The Dangers of Pencils

Fate has dealt me a hand of two artistic kids. They love to draw and are pretty decent at it which is further evidence that I am not their real mother. They'll draw on anything but are especially enticed by interesting looking paper. They crowd around available paper like other kids would the Tickle-Me Elmo display during the 2000 Christmas season. There have been small fights and struggles over the custody of particularly long grocery store receipts, the clean white back of which might inspire a really long comic strip. This hoarding of paper products has continued despite the fact that we have reams upon reams of computer paper. Apparently, the receipt paper heralds formerly unconsidered possibilities.

The quantity of drawings my children produce results in primal screams from entire forests when one of them picks up a pencil. To my youngest, drawing is like playing with toys. She draws a scene, interacts with it (complete with sound effects) and then draws subsequent scenes. Inevitably, the final scene involves some kind of explosion.

My oldest is thirteen and loves to draw her typical teen attitude in picture form. All of the things she might be afraid to say aloud are pumped into drawings of surly teens insulting the casual observer. Born an animal lover, she used to draw puppies and horses but now draws a variety of mythical creatures including and especially fire-breathing dragons. Symbolic? She's 13.

While these kids can depict a variety of life-like objects on paper in recognizable form, they cannot legibly scrawl out their names. The irony of this is not spared on me, who can't draw anything except stick figures, but can manage legible handwriting. My next-door-neighbor whose kids are artistic has said the same of her children.

I am still amazed by some of the pictures thrust in front of me by my progeny considering that I can't really draw except through a long process of deliberate copying involving an overhead projector and a mound of tracing paper. I can craft, sure, but that's not art. While my kids seem artistic, I guess that makes me craftastic.

I have heard that these kinds of kids might be more visual-spatial in how they think about the world and that this trait is often shared by related children. It could be true. However, I concur with another of my neighbor's statements about her artistic kids -- they were born with pencils in their hands. That would certainly have explained the c-sections.
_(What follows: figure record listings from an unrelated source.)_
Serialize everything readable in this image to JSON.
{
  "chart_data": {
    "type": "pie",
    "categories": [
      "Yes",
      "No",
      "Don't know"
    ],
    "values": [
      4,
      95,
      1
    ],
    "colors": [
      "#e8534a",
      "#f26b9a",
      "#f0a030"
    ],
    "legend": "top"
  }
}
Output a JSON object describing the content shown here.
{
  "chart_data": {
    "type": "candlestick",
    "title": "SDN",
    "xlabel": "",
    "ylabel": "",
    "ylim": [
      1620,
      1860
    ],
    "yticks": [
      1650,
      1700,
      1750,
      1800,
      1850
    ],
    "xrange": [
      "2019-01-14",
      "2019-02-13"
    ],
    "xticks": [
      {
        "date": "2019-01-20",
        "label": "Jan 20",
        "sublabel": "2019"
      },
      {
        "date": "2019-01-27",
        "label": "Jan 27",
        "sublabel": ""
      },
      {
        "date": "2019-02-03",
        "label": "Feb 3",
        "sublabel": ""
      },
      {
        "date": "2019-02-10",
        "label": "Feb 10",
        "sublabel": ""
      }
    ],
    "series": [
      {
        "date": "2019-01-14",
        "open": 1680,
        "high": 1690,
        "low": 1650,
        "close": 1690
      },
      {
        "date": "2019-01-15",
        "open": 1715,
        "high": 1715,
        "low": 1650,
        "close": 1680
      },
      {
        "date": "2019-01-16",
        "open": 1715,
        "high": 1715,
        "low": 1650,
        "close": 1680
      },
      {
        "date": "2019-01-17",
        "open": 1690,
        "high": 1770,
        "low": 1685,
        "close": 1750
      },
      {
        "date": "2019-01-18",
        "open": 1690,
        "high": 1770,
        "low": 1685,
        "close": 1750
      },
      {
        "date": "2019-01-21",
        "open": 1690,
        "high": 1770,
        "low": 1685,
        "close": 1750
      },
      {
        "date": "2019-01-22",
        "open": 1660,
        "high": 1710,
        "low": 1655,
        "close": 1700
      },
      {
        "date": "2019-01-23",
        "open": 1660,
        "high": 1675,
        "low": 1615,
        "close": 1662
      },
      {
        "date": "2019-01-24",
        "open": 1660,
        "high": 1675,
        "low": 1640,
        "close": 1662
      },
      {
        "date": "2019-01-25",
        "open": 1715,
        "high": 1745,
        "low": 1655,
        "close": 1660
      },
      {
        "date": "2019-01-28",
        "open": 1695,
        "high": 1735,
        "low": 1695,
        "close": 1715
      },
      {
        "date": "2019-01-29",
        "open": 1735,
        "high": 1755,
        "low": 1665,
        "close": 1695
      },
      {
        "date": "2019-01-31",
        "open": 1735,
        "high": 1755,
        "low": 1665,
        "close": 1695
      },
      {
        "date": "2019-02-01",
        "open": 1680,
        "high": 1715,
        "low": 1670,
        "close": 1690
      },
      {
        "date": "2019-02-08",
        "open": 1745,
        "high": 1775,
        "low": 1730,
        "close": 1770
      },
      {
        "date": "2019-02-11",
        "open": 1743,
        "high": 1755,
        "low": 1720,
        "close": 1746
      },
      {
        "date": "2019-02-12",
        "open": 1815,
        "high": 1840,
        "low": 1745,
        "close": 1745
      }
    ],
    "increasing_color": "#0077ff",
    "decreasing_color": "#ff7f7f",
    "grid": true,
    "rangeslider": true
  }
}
They have said that every decision it is possible to make could spawn an entire universe -- that every decision has been made in some alternate universe. Peanut Butter Captain Crunch or Frankenberry? Poof, an extra universe in which my tastebuds actually prefer the Frankenberry splits off from this one and all of the decisions I make in that universe are based upon my berry over peanut butter preference. Maybe, in that universe, I would have bought the Thunderbird instead of the Monza (yeah, I know) as my first car.

What if this alternate universe theory also involves drawings? What if every drawing spawns an entire universe revolving around that drawing? Then are whole societies born on the premise of merhorses or orange people with elastic tentacles erupting from their heads; entire social and political systems which revolve around the conflicts between giant sentient robotic forms of kelp and dinosaur-like insects? Does that make us the absurd form of some child's imagination that was looked upon by some mother who chuckled at her child's drawing and then stuck it up on her refrigerator?